You can bet the kids’ college fund that if the same thing had happened to, say, Zach Parise, the Minnesota Wild would be screaming bloody murder.
“I have my opinion,” said Stajan at the Pepsi Center, following a practice early Wednesday afternoon (he’d declined to comment on the incident following the game Tuesday),”you guys have yours and I’m sure there’s people that say that I faked the whole thing.
“Which is total bull----, if they think that, ‘cause he caught me right square in the face and it didn’t feel too good.
“To say I feel great today would be a blatant lie. My jaw’s locked up and my neck is stiff. I don’t have a concussion, thankfully.
“You can’t wait for someone to have a serious injury to have an opinion on a hit.
“I’d like to see that jersey numbers, who takes the hit and who makes the hit, (are) taken out of it. Any time you take a blow to the head like that it dazes you. I’ve had concussions in the past. I’m thankful that I’m feeling good today.
“I just wanted to make sure I was OK. I’m a little sore today. Jaw’s sore. My neck ... but luckily no headache and passed all the concussion protocol at the end of the second and after the game.
“I wasn’t expecting it to come at my head but it happened.”
Coyle reportedly spoke with NHL Brendan Shanahan on Wednesday, as a matter of course on major penalties, and has escaped further punishment. No hearing was set, meaning the league felt the head was not the primary target.

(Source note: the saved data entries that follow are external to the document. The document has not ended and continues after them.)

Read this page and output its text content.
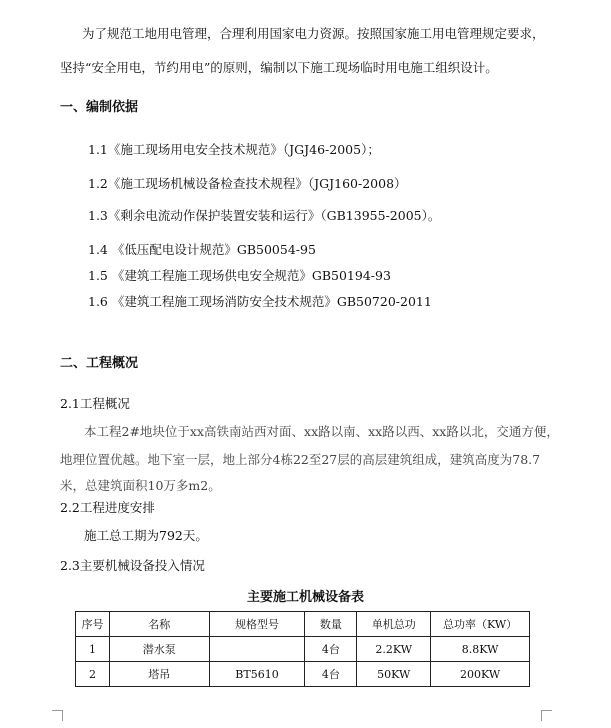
为了规范工地用电管理，合理利用国家电力资源。按照国家施工用电管理规定要求，
坚持“安全用电，节约用电”的原则，编制以下施工现场临时用电施工组织设计。
一、编制依据
1.1《施工现场用电安全技术规范》（JGJ46-2005）；
1.2《施工现场机械设备检查技术规程》（JGJ160-2008）
1.3《剩余电流动作保护装置安装和运行》（GB13955-2005）。
1.4 《低压配电设计规范》GB50054-95
1.5 《建筑工程施工现场供电安全规范》GB50194-93
1.6 《建筑工程施工现场消防安全技术规范》GB50720-2011
二、工程概况
2.1工程概况
本工程2#地块位于xx高铁南站西对面、xx路以南、xx路以西、xx路以北，交通方便，
地理位置优越。地下室一层，地上部分4栋22至27层的高层建筑组成，建筑高度为78.7
米，总建筑面积10万多m2。
2.2工程进度安排
施工总工期为792天。
2.3主要机械设备投入情况
主要施工机械设备表
序号	名称	规格型号	数量	单机总功	总功率（KW）
1	潜水泵		4台	2.2KW	8.8KW
2	塔吊	BT5610	4台	50KW	200KW
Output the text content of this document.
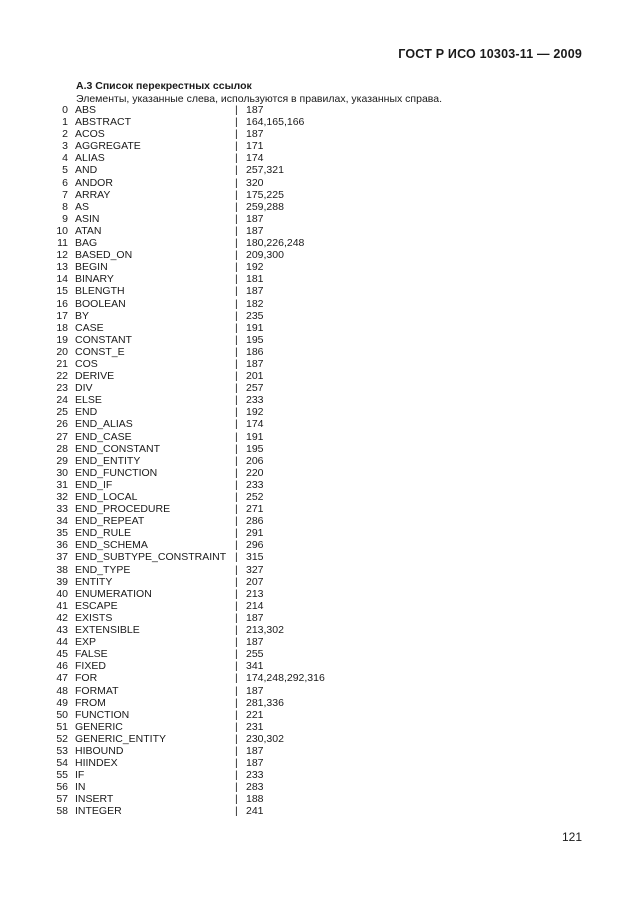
ГОСТ Р ИСО 10303-11 — 2009
А.3 Список перекрестных ссылок
Элементы, указанные слева, используются в правилах, указанных справа.
0 ABS	| 187
1 ABSTRACT	| 164,165,166
2 ACOS	| 187
3 AGGREGATE	| 171
4 ALIAS	| 174
5 AND	| 257,321
6 ANDOR	| 320
7 ARRAY	| 175,225
8 AS	| 259,288
9 ASIN	| 187
10 ATAN	| 187
11 BAG	| 180,226,248
12 BASED_ON	| 209,300
13 BEGIN	| 192
14 BINARY	| 181
15 BLENGTH	| 187
16 BOOLEAN	| 182
17 BY	| 235
18 CASE	| 191
19 CONSTANT	| 195
20 CONST_E	| 186
21 COS	| 187
22 DERIVE	| 201
23 DIV	| 257
24 ELSE	| 233
25 END	| 192
26 END_ALIAS	| 174
27 END_CASE	| 191
28 END_CONSTANT	| 195
29 END_ENTITY	| 206
30 END_FUNCTION	| 220
31 END_IF	| 233
32 END_LOCAL	| 252
33 END_PROCEDURE	| 271
34 END_REPEAT	| 286
35 END_RULE	| 291
36 END_SCHEMA	| 296
37 END_SUBTYPE_CONSTRAINT | 315
38 END_TYPE	| 327
39 ENTITY	| 207
40 ENUMERATION	| 213
41 ESCAPE	| 214
42 EXISTS	| 187
43 EXTENSIBLE	| 213,302
44 EXP	| 187
45 FALSE	| 255
46 FIXED	| 341
47 FOR	| 174,248,292,316
48 FORMAT	| 187
49 FROM	| 281,336
50 FUNCTION	| 221
51 GENERIC	| 231
52 GENERIC_ENTITY	| 230,302
53 HIBOUND	| 187
54 HIINDEX	| 187
55 IF	| 233
56 IN	| 283
57 INSERT	| 188
58 INTEGER	| 241
121
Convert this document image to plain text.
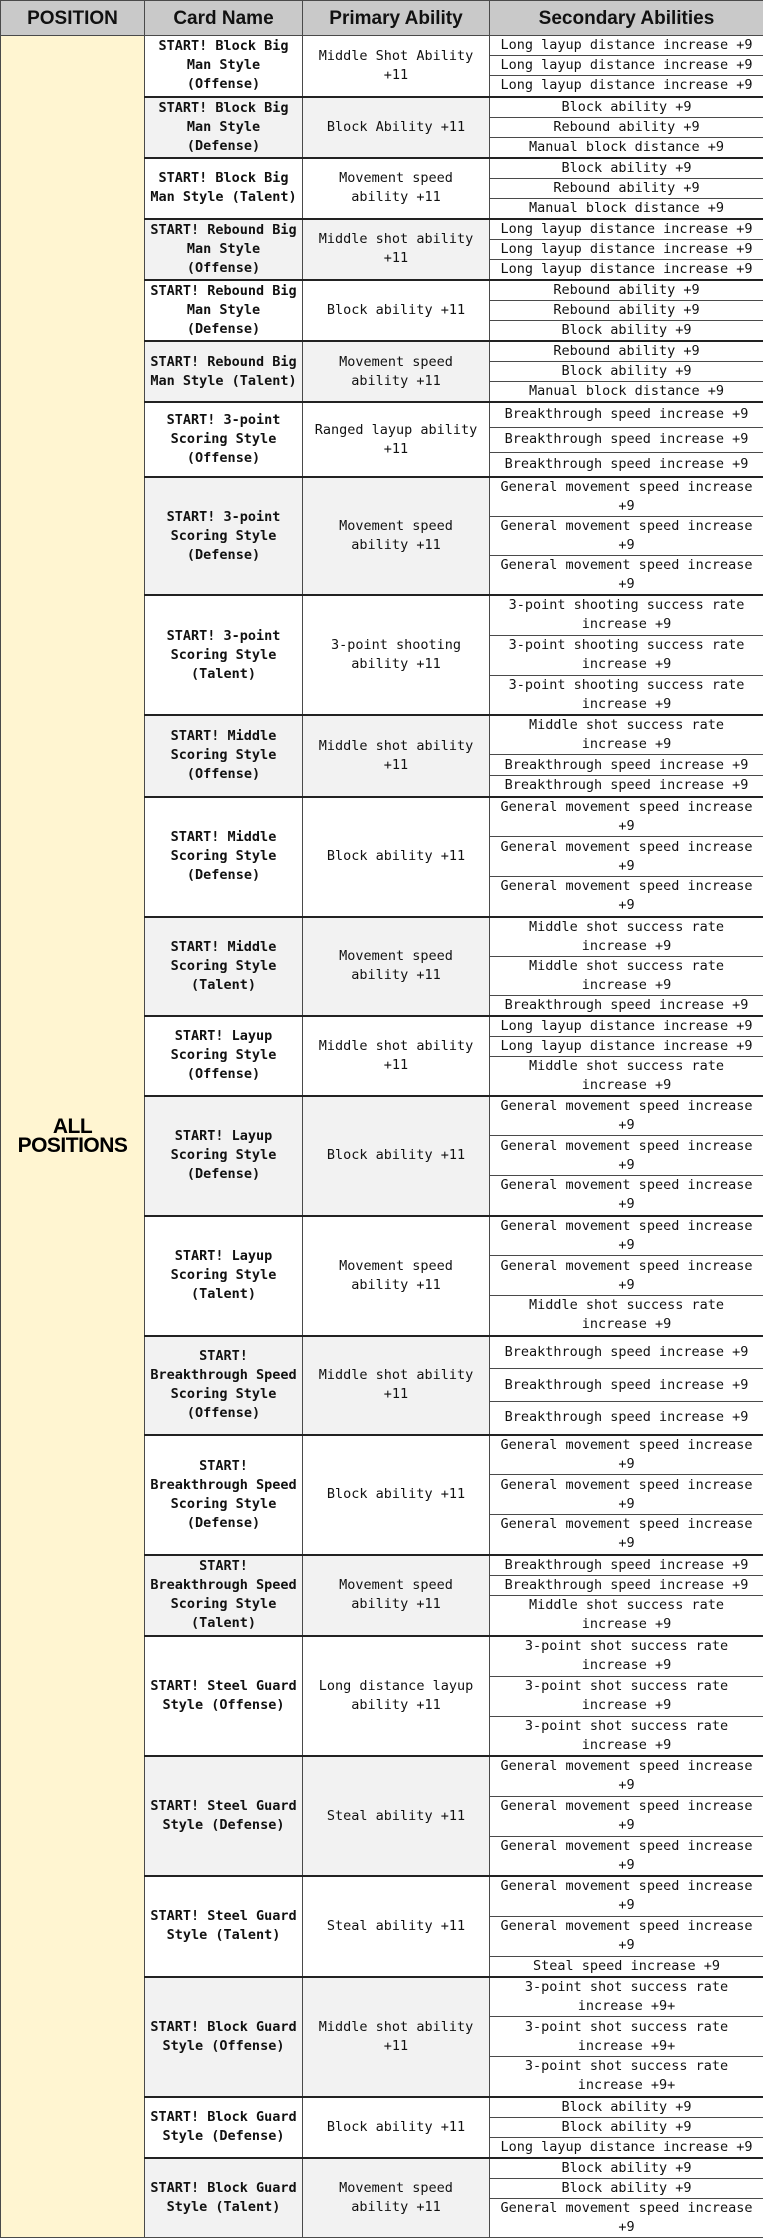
POSITION	Card Name	Primary Ability	Secondary Abilities
ALL POSITIONS	START! Block Big Man Style (Offense)	Middle Shot Ability +11	Long layup distance increase +9
			Long layup distance increase +9
			Long layup distance increase +9
	START! Block Big Man Style (Defense)	Block Ability +11	Block ability +9
			Rebound ability +9
			Manual block distance +9
	START! Block Big Man Style (Talent)	Movement speed ability +11	Block ability +9
			Rebound ability +9
			Manual block distance +9
	START! Rebound Big Man Style (Offense)	Middle shot ability +11	Long layup distance increase +9
			Long layup distance increase +9
			Long layup distance increase +9
	START! Rebound Big Man Style (Defense)	Block ability +11	Rebound ability +9
			Rebound ability +9
			Block ability +9
	START! Rebound Big Man Style (Talent)	Movement speed ability +11	Rebound ability +9
			Block ability +9
			Manual block distance +9
	START! 3-point Scoring Style (Offense)	Ranged layup ability +11	Breakthrough speed increase +9
			Breakthrough speed increase +9
			Breakthrough speed increase +9
	START! 3-point Scoring Style (Defense)	Movement speed ability +11	General movement speed increase +9
			General movement speed increase +9
			General movement speed increase +9
	START! 3-point Scoring Style (Talent)	3-point shooting ability +11	3-point shooting success rate increase +9
			3-point shooting success rate increase +9
			3-point shooting success rate increase +9
	START! Middle Scoring Style (Offense)	Middle shot ability +11	Middle shot success rate increase +9
			Breakthrough speed increase +9
			Breakthrough speed increase +9
	START! Middle Scoring Style (Defense)	Block ability +11	General movement speed increase +9
			General movement speed increase +9
			General movement speed increase +9
	START! Middle Scoring Style (Talent)	Movement speed ability +11	Middle shot success rate increase +9
			Middle shot success rate increase +9
			Breakthrough speed increase +9
	START! Layup Scoring Style (Offense)	Middle shot ability +11	Long layup distance increase +9
			Long layup distance increase +9
			Middle shot success rate increase +9
	START! Layup Scoring Style (Defense)	Block ability +11	General movement speed increase +9
			General movement speed increase +9
			General movement speed increase +9
	START! Layup Scoring Style (Talent)	Movement speed ability +11	General movement speed increase +9
			General movement speed increase +9
			Middle shot success rate increase +9
	START! Breakthrough Speed Scoring Style (Offense)	Middle shot ability +11	Breakthrough speed increase +9
			Breakthrough speed increase +9
			Breakthrough speed increase +9
	START! Breakthrough Speed Scoring Style (Defense)	Block ability +11	General movement speed increase +9
			General movement speed increase +9
			General movement speed increase +9
	START! Breakthrough Speed Scoring Style (Talent)	Movement speed ability +11	Breakthrough speed increase +9
			Breakthrough speed increase +9
			Middle shot success rate increase +9
	START! Steel Guard Style (Offense)	Long distance layup ability +11	3-point shot success rate increase +9
			3-point shot success rate increase +9
			3-point shot success rate increase +9
	START! Steel Guard Style (Defense)	Steal ability +11	General movement speed increase +9
			General movement speed increase +9
			General movement speed increase +9
	START! Steel Guard Style (Talent)	Steal ability +11	General movement speed increase +9
			General movement speed increase +9
			Steal speed increase +9
	START! Block Guard Style (Offense)	Middle shot ability +11	3-point shot success rate increase +9+
			3-point shot success rate increase +9+
			3-point shot success rate increase +9+
	START! Block Guard Style (Defense)	Block ability +11	Block ability +9
			Block ability +9
			Long layup distance increase +9
	START! Block Guard Style (Talent)	Movement speed ability +11	Block ability +9
			Block ability +9
			General movement speed increase +9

Flames’ coach Bob Hartley is happy that his centreman isn’t more badly hurt (Stajan, in fact, returned for the final 20 and was, in fact, thwarted by Wild goalie Niklas Backstrom on a key short-handed breakaway attempt), but added that any additional sanctioning of Coyle, being out of his control, was not something he’d obsess about one way or the other.
“(Stajan) looks fine. He was dazed for a while. They kept him in, and five minutes before going on the ice for the third period, Mo (athletic therapist Morris Boyer) came to me and said ‘Staje is good to go.’ That was real good news.
“It was a hit to the head. The league reviews everything. I remember when I was coaching junior, I don’t know why we weren’t sponsored by Purolator. It was, like, the war of the cassettes — how many cassettes you send in a season more than the other teams. I’m sure the person in charge of discipline was recycling VHS cassettes every week.
“Today you don’t have to call. They look at every play. Brendan Shanahan is in charge of player safety so if him and his committee think there’s a need to talk to Coyle, they will.
“On my side, we have no energy for this.”
Stajan, needless to say, will not be amused.
“Yeah, I saw a replay. I knew he was coming, so I braced myself to get hit. But he obviously came right at my head. I’m pretty sure that’s what they’re trying to get out of the game. It’s not like it was a bang-bang play, either. It seemed like he had a couple seconds there to know what he was doing.
“I don’t know if his intention was to come at my head but he definitely did. Anybody who wants to dispute that, I don’t know what they’re watching. We’ll see what the league does but I’d like to think that’s we’re trying to get ride of in this league.
“Especially where the puck’s long gone and had nothing to do with the play.”
Considering the potential for more serious injury, Matt Stajan, dealing only with a sore neck and wonky jaw the day after and a good-to-go for tonight, got off easy.
Sounds, though, as if Charlie Coyle — sentenced to only five minutes in stir — might’ve gotten off easier.